After an 8-month program of study and clinical placements, the average PSW in Ontario can start a job at $15.50 to $22 an hour. Most of those jobs are not full-time, and few have benefits or sick pay. Many PSWs have, until Covid-19, worked at more than one job, either in health care or in other jobs in retail or hospitality.

When the province imposed emergency measures early in the pandemic, they restricted PSWs to one place of health care employment (with the notable exception of those provided by temp agencies who still served multiple facilities.) Some PSWs, fearing for the safety of their own family members when there was a shortage of information and personal protective equipment, chose their outside employment or just stopped working. To staunch the exodus, the Ford government provided employers with $4/hour and a $250 monthly bonus for qualified staff working more than 100 hours.

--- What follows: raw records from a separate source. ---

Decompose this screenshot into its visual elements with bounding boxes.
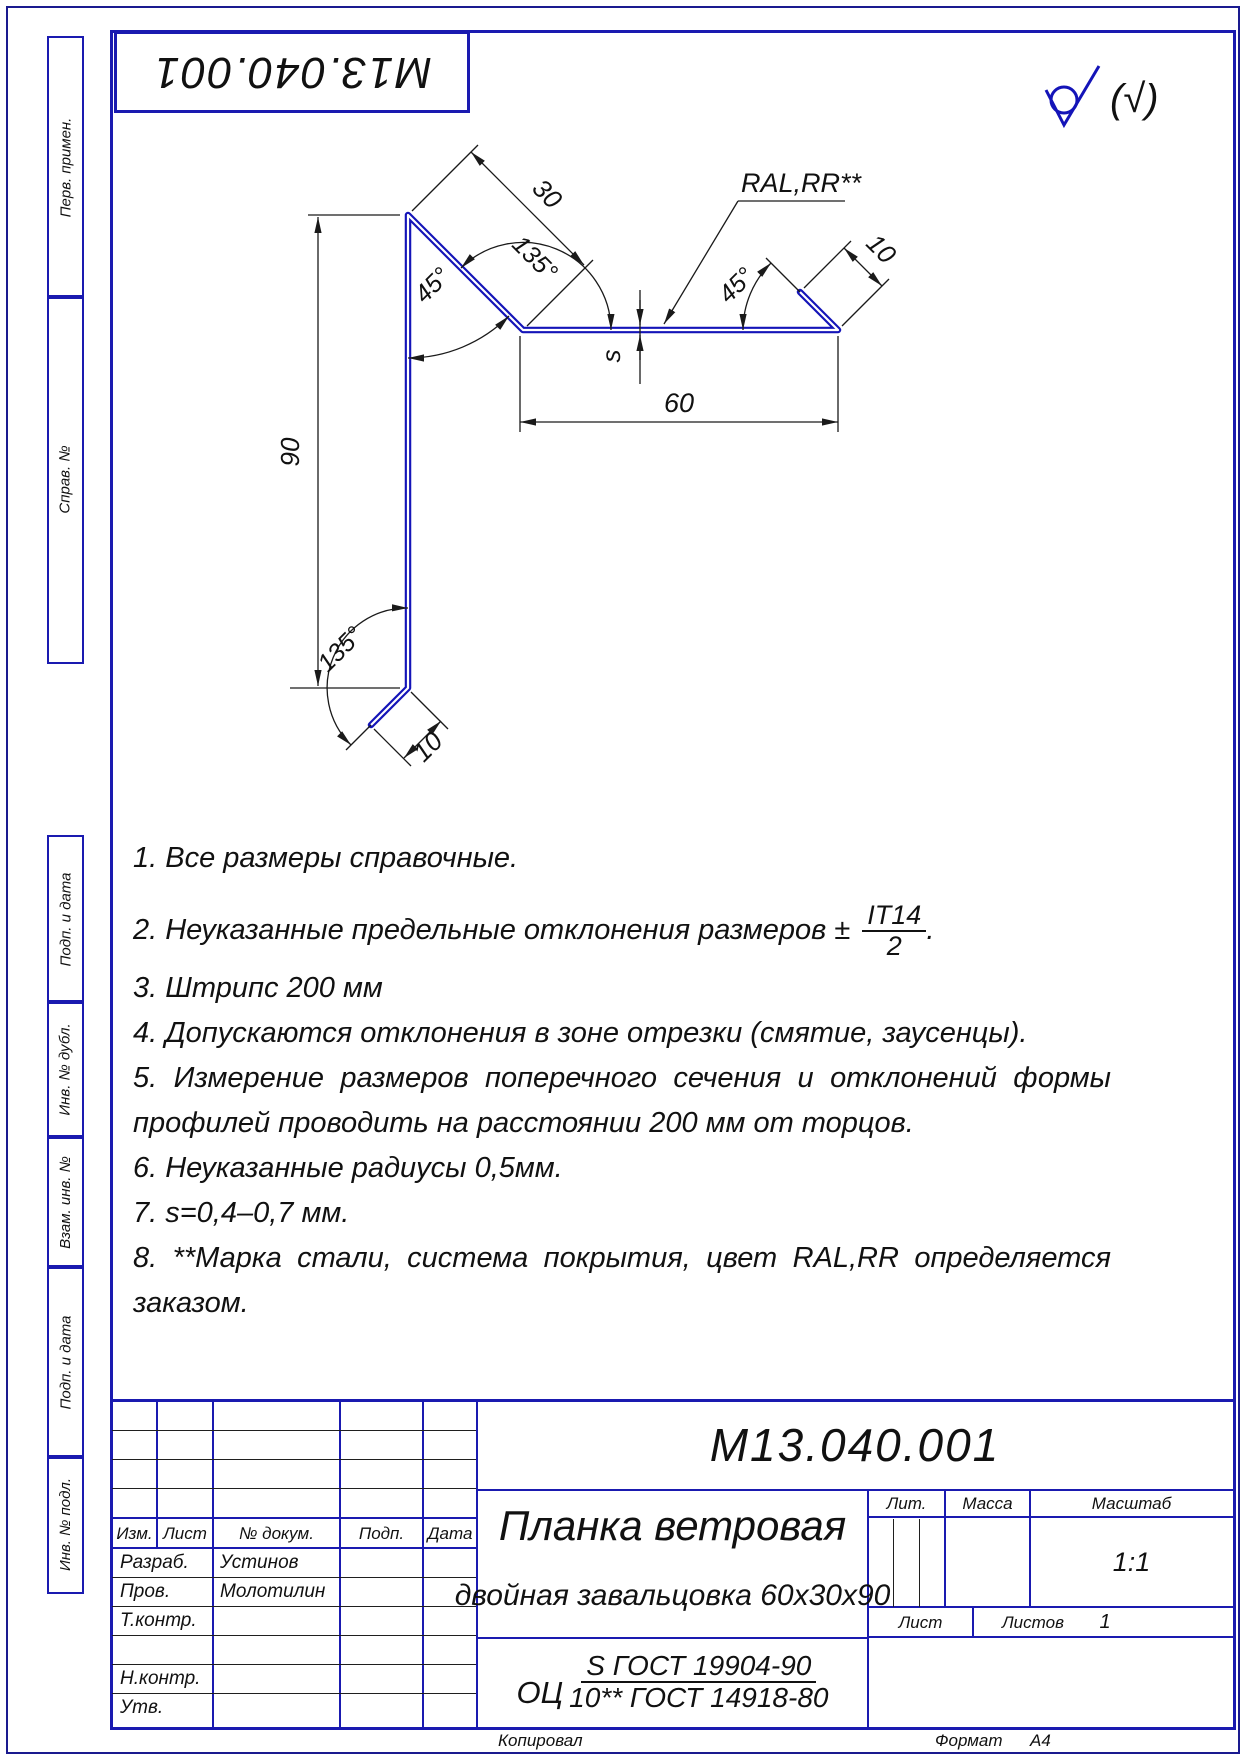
tb-part-subname: двойная завальцовка 60х30х90 (477, 1560, 868, 1632)
grid-line (893, 1519, 894, 1607)
tb-header-podp: Подп. (340, 1519, 423, 1548)
signature-role: Разраб. (120, 1548, 189, 1577)
roughness-rest-note: (√) (1110, 77, 1159, 121)
tb-header-massa: Масса (945, 1491, 1030, 1517)
note-text: 4. Допускаются отклонения в зоне отрезки… (133, 1017, 1027, 1049)
fraction-tail: . (926, 914, 934, 946)
tb-part-name: Планка ветровая (477, 1492, 868, 1560)
note-text: 8. **Марка стали, система покрытия, цвет… (133, 1242, 1111, 1274)
fraction-denominator: 2 (887, 932, 902, 961)
grid-line (112, 1430, 476, 1431)
signature-name: Молотилин (220, 1577, 325, 1606)
note-text: 5. Измерение размеров поперечного сечени… (133, 1062, 1111, 1094)
tb-header-sheet: Лист (868, 1609, 973, 1636)
note-line: профилей проводить на расстоянии 200 мм … (133, 1101, 1111, 1146)
signature-row: Т.контр. (112, 1606, 477, 1635)
tb-designation: М13.040.001 (477, 1402, 1233, 1488)
tb-header-izm: Изм. (112, 1519, 157, 1548)
tb-header-data: Дата (423, 1519, 477, 1548)
coating-label: RAL,RR** (741, 168, 863, 198)
roughness-symbol-icon (1046, 66, 1099, 125)
signature-row (112, 1635, 477, 1664)
tb-sheets-value: 1 (1075, 1609, 1135, 1636)
signature-row: Н.контр. (112, 1664, 477, 1693)
dim-label-45-right: 45° (713, 262, 760, 309)
tb-material: ОЦ S ГОСТ 19904-90 10** ГОСТ 14918-80 (477, 1639, 868, 1725)
tb-header-lit: Лит. (868, 1491, 945, 1517)
grid-line (919, 1519, 920, 1607)
tb-header-ndoc: № докум. (213, 1519, 340, 1548)
grid-line (112, 1459, 476, 1460)
tolerance-fraction: IT142 (862, 901, 926, 961)
grid-line (112, 1488, 476, 1489)
coating-leader: RAL,RR** (664, 168, 863, 324)
dim-flange-30: 30 (412, 145, 593, 326)
dim-label-10-right: 10 (861, 228, 903, 270)
note-text: 6. Неуказанные радиусы 0,5мм. (133, 1152, 563, 1184)
tb-header-masshtab: Масштаб (1030, 1491, 1233, 1517)
material-fraction: S ГОСТ 19904-90 10** ГОСТ 14918-80 (569, 1651, 828, 1713)
dim-thickness-s: s (596, 290, 640, 384)
dim-hem-10-bottom: 10 (374, 692, 449, 767)
tb-scale-value: 1:1 (1030, 1517, 1233, 1607)
material-denominator: 10** ГОСТ 14918-80 (569, 1683, 828, 1713)
footer-format-label: Формат (935, 1731, 1003, 1751)
dim-label-30: 30 (527, 173, 569, 215)
footer-format-value: А4 (1030, 1731, 1051, 1751)
signature-row: Разраб.Устинов (112, 1548, 477, 1577)
dim-label-s: s (596, 350, 626, 363)
tb-header-list: Лист (157, 1519, 213, 1548)
note-text: 3. Штрипс 200 мм (133, 972, 383, 1004)
dim-label-135-top: 135° (506, 230, 562, 286)
signature-role: Н.контр. (120, 1664, 200, 1693)
dim-label-60: 60 (664, 388, 694, 418)
drawing-sheet: М13.040.001 Перв. примен.Справ. №Подп. и… (0, 0, 1244, 1758)
dim-height-90: 90 (275, 215, 400, 688)
note-line: 4. Допускаются отклонения в зоне отрезки… (133, 1011, 1111, 1056)
note-line: 8. **Марка стали, система покрытия, цвет… (133, 1236, 1111, 1281)
dim-angle-135-bottom: 135° (312, 608, 408, 750)
dim-label-10-bottom: 10 (407, 725, 449, 767)
note-text: 2. Неуказанные предельные отклонения раз… (133, 914, 850, 946)
dim-label-135-bottom: 135° (312, 621, 368, 677)
fraction-numerator: IT14 (862, 901, 926, 932)
dim-angle-45-right: 45° (713, 258, 800, 330)
dim-angle-45-left: 45° (408, 262, 509, 358)
note-line: 7. s=0,4–0,7 мм. (133, 1191, 1111, 1236)
dim-angle-135-top: 135° (461, 230, 611, 330)
signature-name: Устинов (220, 1548, 299, 1577)
note-text: профилей проводить на расстоянии 200 мм … (133, 1107, 914, 1139)
signature-row: Пров.Молотилин (112, 1577, 477, 1606)
note-text: 7. s=0,4–0,7 мм. (133, 1197, 349, 1229)
material-numerator: S ГОСТ 19904-90 (581, 1651, 816, 1683)
note-text: заказом. (133, 1287, 249, 1319)
dim-width-60: 60 (520, 336, 838, 432)
signature-role: Пров. (120, 1577, 170, 1606)
signature-row: Утв. (112, 1693, 477, 1722)
technical-notes: 1. Все размеры справочные.2. Неуказанные… (133, 836, 1111, 1326)
note-line: 3. Штрипс 200 мм (133, 966, 1111, 1011)
dim-label-45-left: 45° (409, 262, 456, 309)
footer-copied: Копировал (498, 1731, 583, 1751)
note-line: 2. Неуказанные предельные отклонения раз… (133, 901, 1111, 946)
note-line: 1. Все размеры справочные. (133, 836, 1111, 881)
signature-role: Т.контр. (120, 1606, 197, 1635)
grid-line (868, 1636, 1233, 1638)
dim-label-90: 90 (275, 437, 305, 466)
signature-role: Утв. (120, 1693, 163, 1722)
note-line: 6. Неуказанные радиусы 0,5мм. (133, 1146, 1111, 1191)
material-prefix: ОЦ (517, 1675, 564, 1711)
note-line: 5. Измерение размеров поперечного сечени… (133, 1056, 1111, 1101)
note-text: 1. Все размеры справочные. (133, 842, 518, 874)
note-line: заказом. (133, 1281, 1111, 1326)
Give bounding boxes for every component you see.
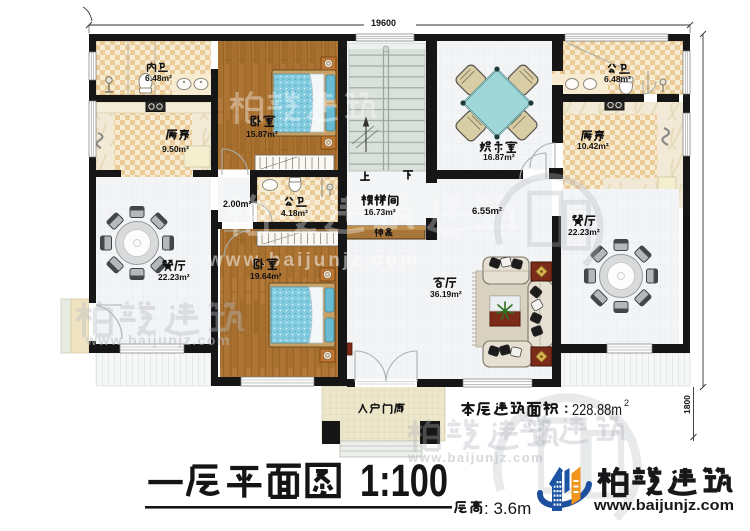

That pandemic pay did not start until six weeks into the pandemic and it ended August 16, although the emergency orders remained. Other businesses opened up, and once again PSWs were leaving for other work.

Today, Premier Ford announced a new temporary raise of $3/hour for these “front-line heroes” starting October 1, to be regularly reviewed and to last “as long as” six months. For six weeks in late summer/early fall, as the pandemic continued, there was no extra compensation, and it will not now be retroactive. There are no monthly bonuses, no new sick pay or benefits.

(By comparison, the 4500 members of the Canadian Armed Forces who went in to Long-Term Care facilities were paid an extra $78 per day - an Exceptional Hazard Allowance, retroactive to when they started their duties - until September 30. National Defence says the pay recognizes that the personnel had to “face the physical hardship of spending all of their shifts wearing full personal protective equipment for up to 12 hours a day.”)

The PSW Return of Service Program will provide a $5,000 incentive to PSWs who graduated on or after April 1, 2020 in exchange for a six-month commitment in a Long-Term Care home or Home and Community Care agency. In other words, the government believes that people who were in a PSW program but after graduating chose not to enter the field in mid-pandemic, can be lured back to the job by less than two month's wages.

Ford also announced “$700,000 in accelerated personal support worker training for 220 students with prior health experience to practice in Ontario.” In parts of Ontario with higher immigrant populations, care facilities and temp agencies have depended for years on those with qualifications as nurses and even pharmacists and doctors in their own countries to fill staffing gaps.

Taken altogether, the plan is an attempt at a short-term fix for a very long-standing and intractable problem of appropriate staffing for the growing population of those needing complex personal care.